Baba Mustafa ließ sich nun die Augen verbinden, wie damals, als Mardschana bei ihm gewesen war. „Sind deine Absichten auch gut?“, erkundigte sich Baba Mustafa unsicher. „Darauf kannst du dich verlassen“, erwiderte der Räuber.
Da war der Schneider erleichtert. Und dann ging er los. Er verließ sich auf sein Gefühl und sein Gehör. Und als er schließlich stehen blieb, sagte er: „Hier ist es.“ Er war vor Kasims Haus angelangt. Der Räuber malte mit weißer Kreide ein Zeichen an die Tür. „Oh Baba Mustafa“, sagte er dann. „Nun sage mir noch, wer in diesem Haus wohnt.“
„Das weiß ich wirklich nicht“, erwiderte der Schneider. „Wenn du das wissen willst, musst du mir noch weitere Goldstücke zuschustern.“ „Was bist du für ein gieriger Mensch“, empörte sich der Räuber. „Glaubst du, ich bin ein ehrlicher Mann? Geh nach Hause, sonst nehme ich sie dir alle wieder weg.“
Der Schneider schüttelte verwundert den Kopf. „Du hörst dich wie ein Räuber an“, sagte er verwundert. Der Räuber erschrak. „Was denkst du denn von mir“, rief er. „Ich bin ein Kaufmann.“ „Was geht es mich an“, erwiderte der Schneider. Er drehte sich um und ging seiner Wege. Dabei war er froh, dass er auf so leichte Art und Weise sein Geld verdient hatte. Der Räuber aber hatte es eilig, zu seinen Kumpanen zurück zu kommen.

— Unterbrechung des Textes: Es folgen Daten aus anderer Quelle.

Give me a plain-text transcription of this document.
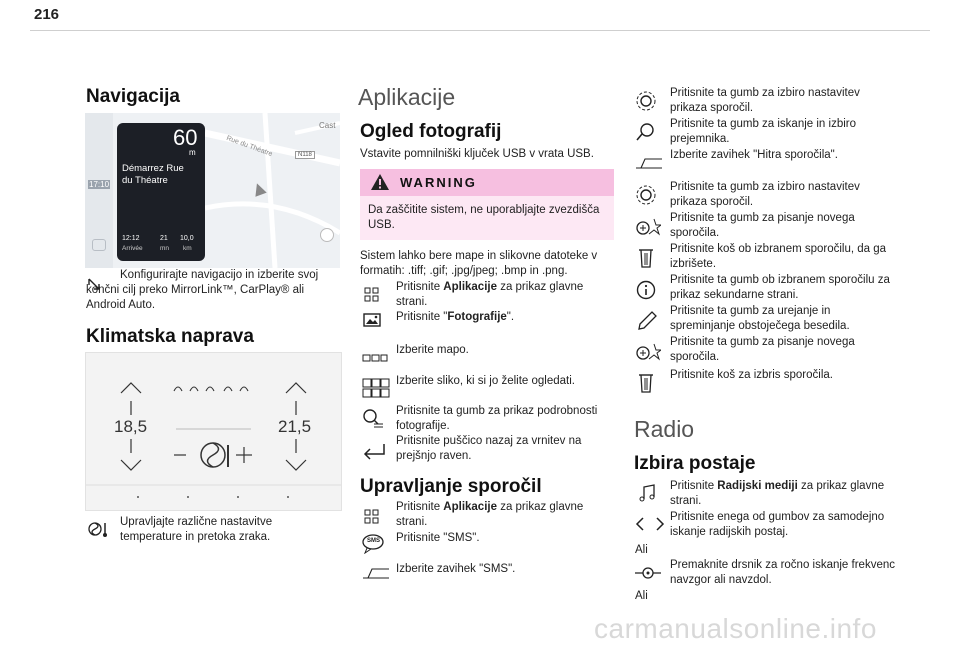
216
Navigacija
17:10
Cast
Rue du Théatre	N118
60
m
Démarrez Rue du Théatre
12:12
Arrivée
21
mn
10,0
km
Konfigurirajte navigacijo in izberite svoj končni cilj preko MirrorLink™, CarPlay® ali Android Auto.
Klimatska naprava
18,5	21,5
Upravljajte različne nastavitve temperature in pretoka zraka.
Aplikacije
Ogled fotografij
Vstavite pomnilniški ključek USB v vrata USB.
WARNING
Da zaščitite sistem, ne uporabljajte zvezdišča USB.
Sistem lahko bere mape in slikovne datoteke v formatih: .tiff; .gif; .jpg/jpeg; .bmp in .png.
Pritisnite Aplikacije za prikaz glavne strani.
Pritisnite "Fotografije".
Izberite mapo.
Izberite sliko, ki si jo želite ogledati.
Pritisnite ta gumb za prikaz podrobnosti fotografije.
Pritisnite puščico nazaj za vrnitev na prejšnjo raven.
Upravljanje sporočil
Pritisnite Aplikacije za prikaz glavne strani.
SMS Pritisnite "SMS".
Izberite zavihek "SMS".
Pritisnite ta gumb za izbiro nastavitev prikaza sporočil.
Pritisnite ta gumb za iskanje in izbiro prejemnika.
Izberite zavihek "Hitra sporočila".
Pritisnite ta gumb za izbiro nastavitev prikaza sporočil.
Pritisnite ta gumb za pisanje novega sporočila.
Pritisnite koš ob izbranem sporočilu, da ga izbrišete.
Pritisnite ta gumb ob izbranem sporočilu za prikaz sekundarne strani.
Pritisnite ta gumb za urejanje in spreminjanje obstoječega besedila.
Pritisnite ta gumb za pisanje novega sporočila.
Pritisnite koš za izbris sporočila.
Radio
Izbira postaje
Pritisnite Radijski mediji za prikaz glavne strani.
Pritisnite enega od gumbov za samodejno iskanje radijskih postaj.
Ali
Premaknite drsnik za ročno iskanje frekvenc navzgor ali navzdol.
Ali
carmanualsonline.info
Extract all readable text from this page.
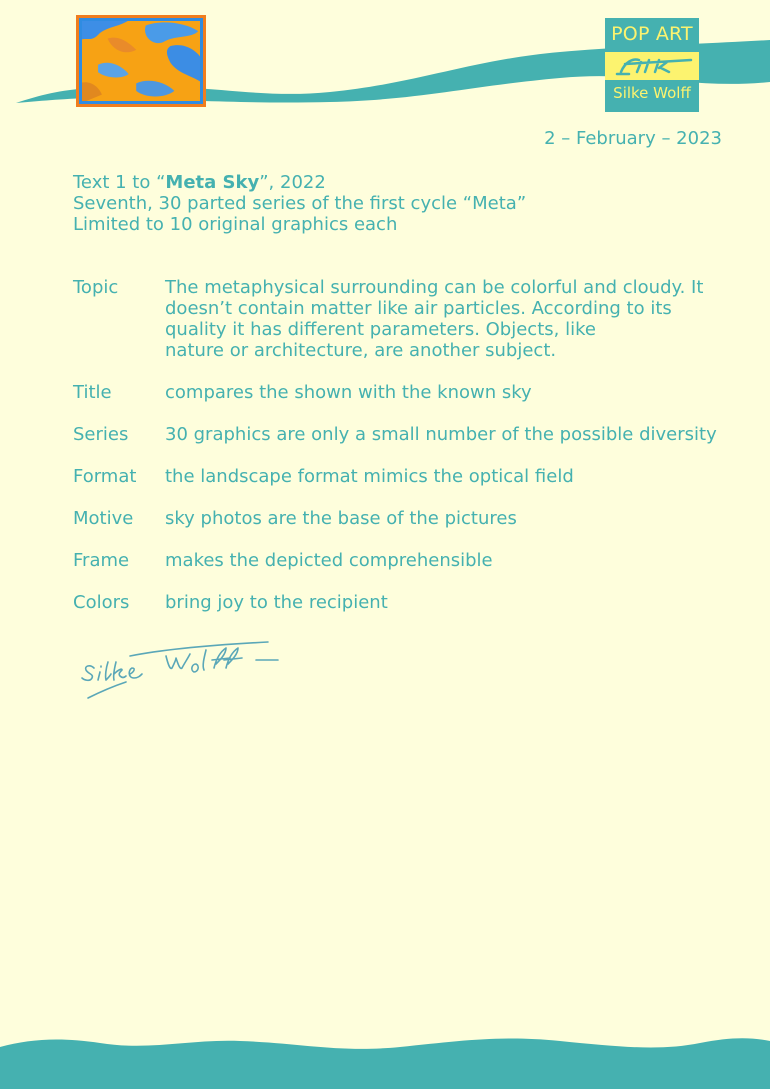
POP ART
Silke Wolff
2 – February – 2023
Text 1 to “Meta Sky”, 2022
Seventh, 30 parted series of the first cycle “Meta”
Limited to 10 original graphics each
Topic	The metaphysical surrounding can be colorful and cloudy. It
doesn’t contain matter like air particles. According to its
quality it has different parameters. Objects, like
nature or architecture, are another subject.
Title	compares the shown with the known sky
Series	30 graphics are only a small number of the possible diversity
Format	the landscape format mimics the optical field
Motive	sky photos are the base of the pictures
Frame	makes the depicted comprehensible
Colors	bring joy to the recipient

Kurze Zeit später aber trat Madschena aus dem Haus, um Einkäufe zu machen. Sie erblickte das Kreidezeichen an der Tür uns wusste sofort, dass sich jemand dort ein Zeichen gemacht hatte. Zuerst wollte sie es wegwischen, dann aber entschied sie sich anders. Sie malte an alle Türen der Umgebung diese Zeichen. Dann aber vergaß sie die Sache wieder.

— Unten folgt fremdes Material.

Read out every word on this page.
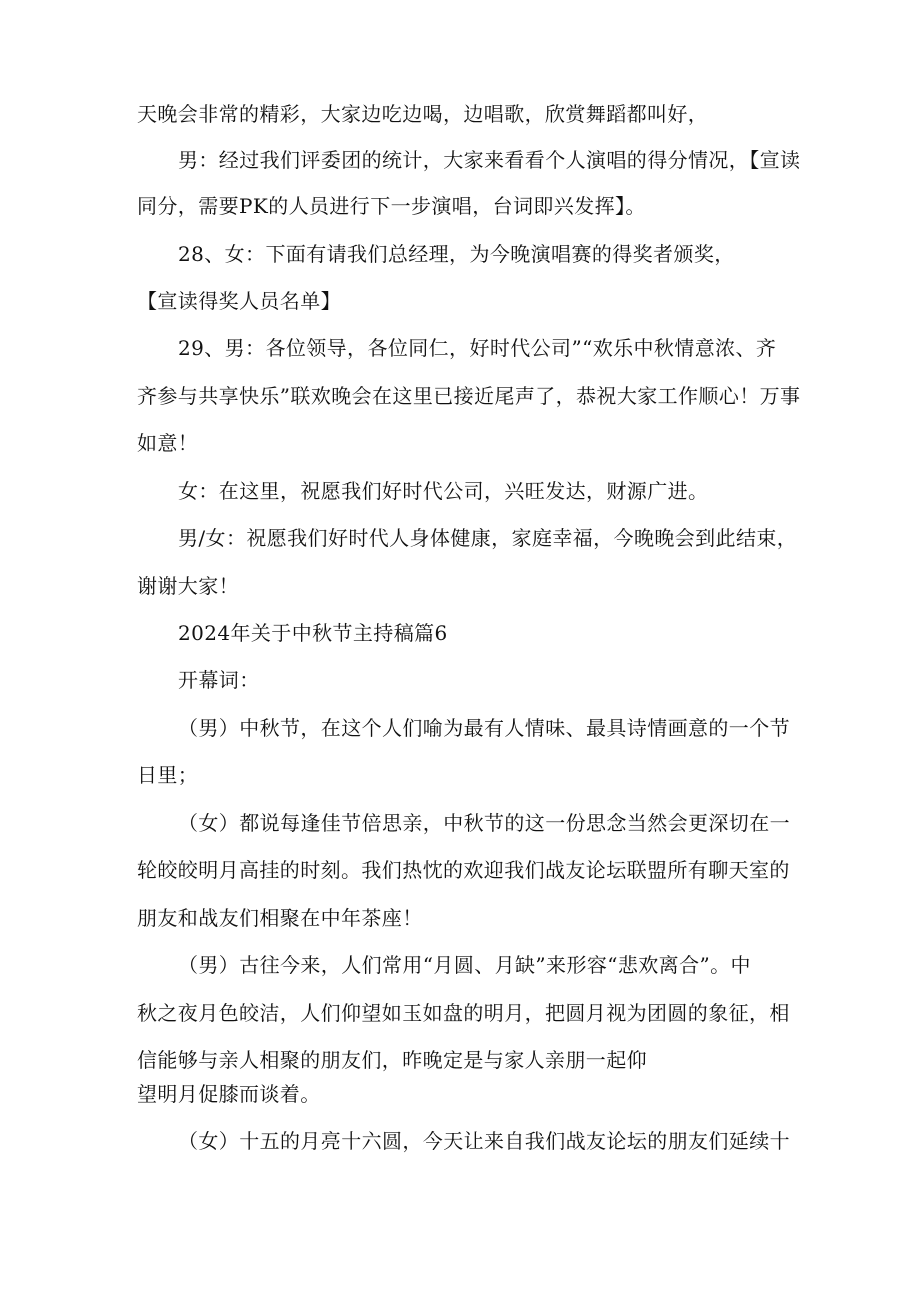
天晚会非常的精彩，大家边吃边喝，边唱歌，欣赏舞蹈都叫好，
男：经过我们评委团的统计，大家来看看个人演唱的得分情况，【宣读
同分，需要PK的人员进行下一步演唱，台词即兴发挥】。
28、女：下面有请我们总经理，为今晚演唱赛的得奖者颁奖，
【宣读得奖人员名单】
29、男：各位领导，各位同仁，好时代公司”“欢乐中秋情意浓、齐
齐参与共享快乐”联欢晚会在这里已接近尾声了，恭祝大家工作顺心！万事
如意！
女：在这里，祝愿我们好时代公司，兴旺发达，财源广进。
男/女：祝愿我们好时代人身体健康，家庭幸福，今晚晚会到此结束，
谢谢大家！
2024年关于中秋节主持稿篇6
开幕词：
（男）中秋节，在这个人们喻为最有人情味、最具诗情画意的一个节
日里；
（女）都说每逢佳节倍思亲，中秋节的这一份思念当然会更深切在一
轮皎皎明月高挂的时刻。我们热忱的欢迎我们战友论坛联盟所有聊天室的
朋友和战友们相聚在中年茶座！
（男）古往今来，人们常用“月圆、月缺”来形容“悲欢离合”。中
秋之夜月色皎洁，人们仰望如玉如盘的明月，把圆月视为团圆的象征，相
信能够与亲人相聚的朋友们，昨晚定是与家人亲朋一起仰
望明月促膝而谈着。
（女）十五的月亮十六圆，今天让来自我们战友论坛的朋友们延续十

Der Hauptmann aber, der von seinem Räuber über das Kreidezeichen erfuhr, freute sich sehr darüber. Er ging sofort los und geriet in die Gegend, in der auch Ali Baba lebte. Als er das Zeichen an der Tür sah, wunderte er sich, denn er sah, dass alle Türen in der Umgebung dieses Zeichen hatten. Da rief er seinen Räuber zu sich.
„Was soll das?“, fragte er. „Wer ist der Mann, der den Schneider zu sich gerufen hat?“ Der Räuber blickte um sich und sah das Kreidezeichen überall. Da war er sehr verwirrt. „Ich verstehe das nicht“, sagte er. „Ich schon“, erwiderte der Hauptmann verärgert. „Du Sohn eines Esels. Komm Morgen zu mir. Ich werde dich auspeitschen lassen.“
„Es war doch eine gute Idee“, erwiderte der Räuber verwirrt. „Sie war nicht gut genug“, antwortete der Hauptmann. Und er tat, wie er angekündigt hatte. Er ließ alle vierzig Räuber um sich versammeln. Dann ließ er den Räuber vorbringen und ließ ihn auspeitschen. Und alle hatten ihren Spaß daran.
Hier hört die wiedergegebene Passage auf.